20040723

LocalNames Ripper Using HTMLParser

LocalNames is a project born out of the wiki world to ease the management of links. The principle is that a LocalNames enabled application like a wiki or blog will auto insert links to resources based on key phrases or words in the text.

I have produced a draft set of LocalNames for Java & J2EE here which the Java/Wiki community might find useful.

To produce some of these lists I used a ripper application written in Java, this uses the HTMLParser library to extract links from a page and format the output into a simple LocalNames format text file.
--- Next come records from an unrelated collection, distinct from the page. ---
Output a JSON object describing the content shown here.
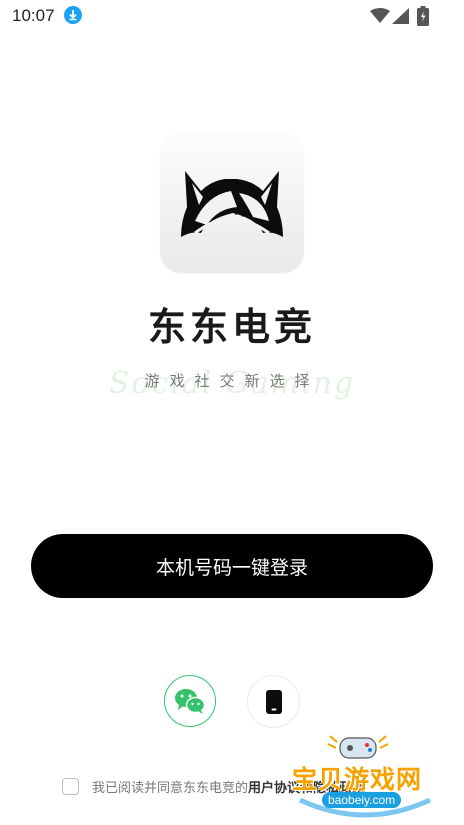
{
  "status_bar": {
    "time": "10:07"
  },
  "app": {
    "name": "东东电竞",
    "slogan": "游戏社交新选择",
    "slogan_watermark": "Social Gaming"
  },
  "login": {
    "one_click_label": "本机号码一键登录"
  },
  "alt_login": {
    "wechat_icon": "wechat-icon",
    "phone_icon": "phone-icon"
  },
  "agreement": {
    "text": "我已阅读并同意东东电竞的",
    "link": "用户协议和隐私政策"
  },
  "watermark": {
    "cn": "宝贝游戏网",
    "en": "baobeiy.com"
  },
  "colors": {
    "accent_green": "#36c26d",
    "button_black": "#000000",
    "download_blue": "#1da1f2",
    "watermark_orange": "#f5a200"
  }
}
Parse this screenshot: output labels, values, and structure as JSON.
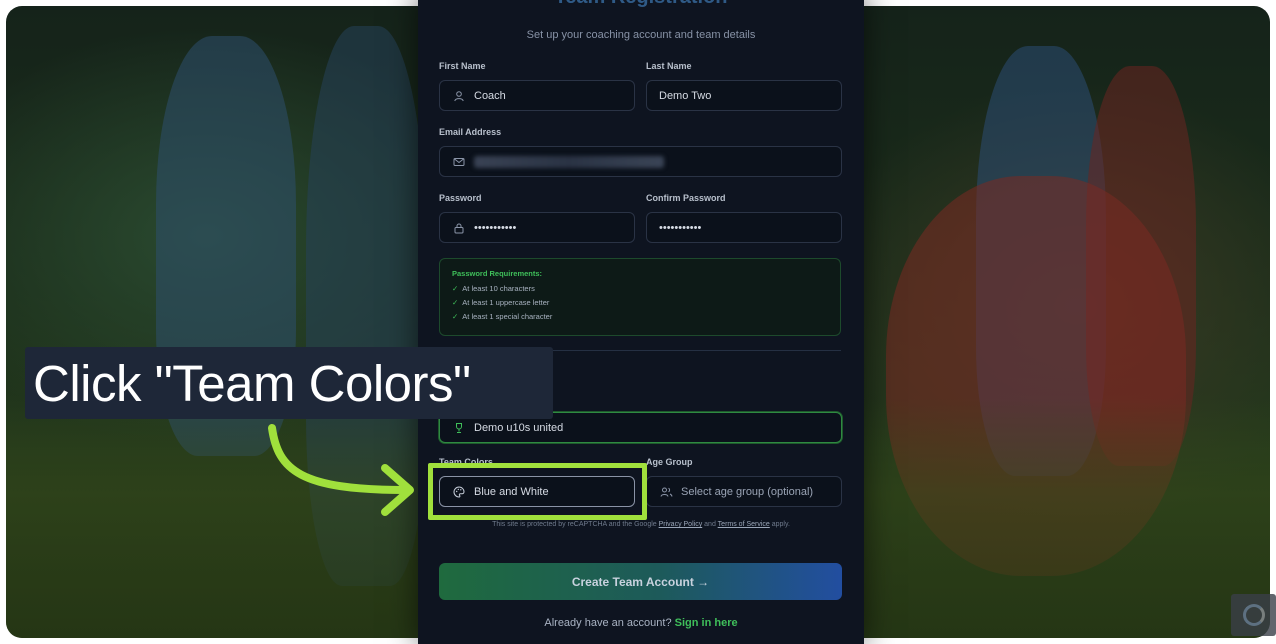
{
  "form": {
    "title": "Team Registration",
    "subtitle": "Set up your coaching account and team details",
    "first_name_label": "First Name",
    "first_name_value": "Coach",
    "last_name_label": "Last Name",
    "last_name_value": "Demo Two",
    "email_label": "Email Address",
    "password_label": "Password",
    "password_value": "•••••••••••",
    "confirm_password_label": "Confirm Password",
    "confirm_password_value": "•••••••••••",
    "requirements": {
      "title": "Password Requirements:",
      "items": [
        "At least 10 characters",
        "At least 1 uppercase letter",
        "At least 1 special character"
      ]
    },
    "team_name_value": "Demo u10s united",
    "team_colors_label": "Team Colors",
    "team_colors_value": "Blue and White",
    "age_group_label": "Age Group",
    "age_group_placeholder": "Select age group (optional)",
    "recaptcha": {
      "prefix": "This site is protected by reCAPTCHA and the Google",
      "privacy": "Privacy Policy",
      "and": "and",
      "terms": "Terms of Service",
      "suffix": "apply."
    },
    "submit_label": "Create Team Account →",
    "signin_prefix": "Already have an account?",
    "signin_link": "Sign in here"
  },
  "callout": {
    "text": "Click \"Team Colors\"",
    "highlight_color": "#a0e03c"
  },
  "icons": {
    "user": "user-icon",
    "mail": "mail-icon",
    "lock": "lock-icon",
    "trophy": "trophy-icon",
    "palette": "palette-icon",
    "users": "users-icon"
  }
}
Here is the very simple program to do this:


package com.hughreid.localnames.ripper;

import java.io.FileWriter;
import java.io.IOException;

import org.htmlparser.Node;
import org.htmlparser.Parser;
import org.htmlparser.tags.LinkTag;
import org.htmlparser.util.ParserException;
import org.htmlparser.visitors.ObjectFindingVisitor;

public class Ripper {
/*
* This takes one argument and that is the url of the source to parse.
*/
public static void main (String[] args) throws ParserException, IOException {
Parser parser = new Parser (args[0]);
ObjectFindingVisitor visitor = new ObjectFindingVisitor (LinkTag.class);
parser.visitAllNodesWith (visitor);
Node[] links = visitor.getTags ();
FileWriter writer = new FileWriter("out.txt");
writer.write(" http://purl.net/net/localnames/\n");
writer.write(" NamesTable\n");
for (int i = 0; i < links.length; i++) {
LinkTag linkTag = (LinkTag)links[i];
writer.write(" \"" + linkTag.getLinkText () + "\" ");
writer.write(linkTag.getLink() + "\n");
}
}
}



For the benefit of those unfamiliar with Java:
To use it you need to download the HTMLParser and a Java SDK (e.g. 1.4.2). Add the htmlparser.jar and htmllexer.jar to your CLASSPATH environment variable and then compile the Java program using javac com/hughreid/localnames/ripper/Ripper.java. Then call java com.hughreid.localnames.ripper.Ripper http://www.awebsite.com/listoflinks.html and the program will create a file out.txt in the current working directory.

1 comment:

Anonymous said...

I'm likely going to simplify the LocalNames format.Code changes? Basically, for the code you just wrote, just take out the PURL line, the namestable line, and just take out the spaces indenting the blocks.

Yay!

And now it's dramatically easier to write a Java names description interpreter, if that's what you like.

See the new format description for details. I welcome comments, and questions. It's still flexible, and you certainly have influence over my decisions.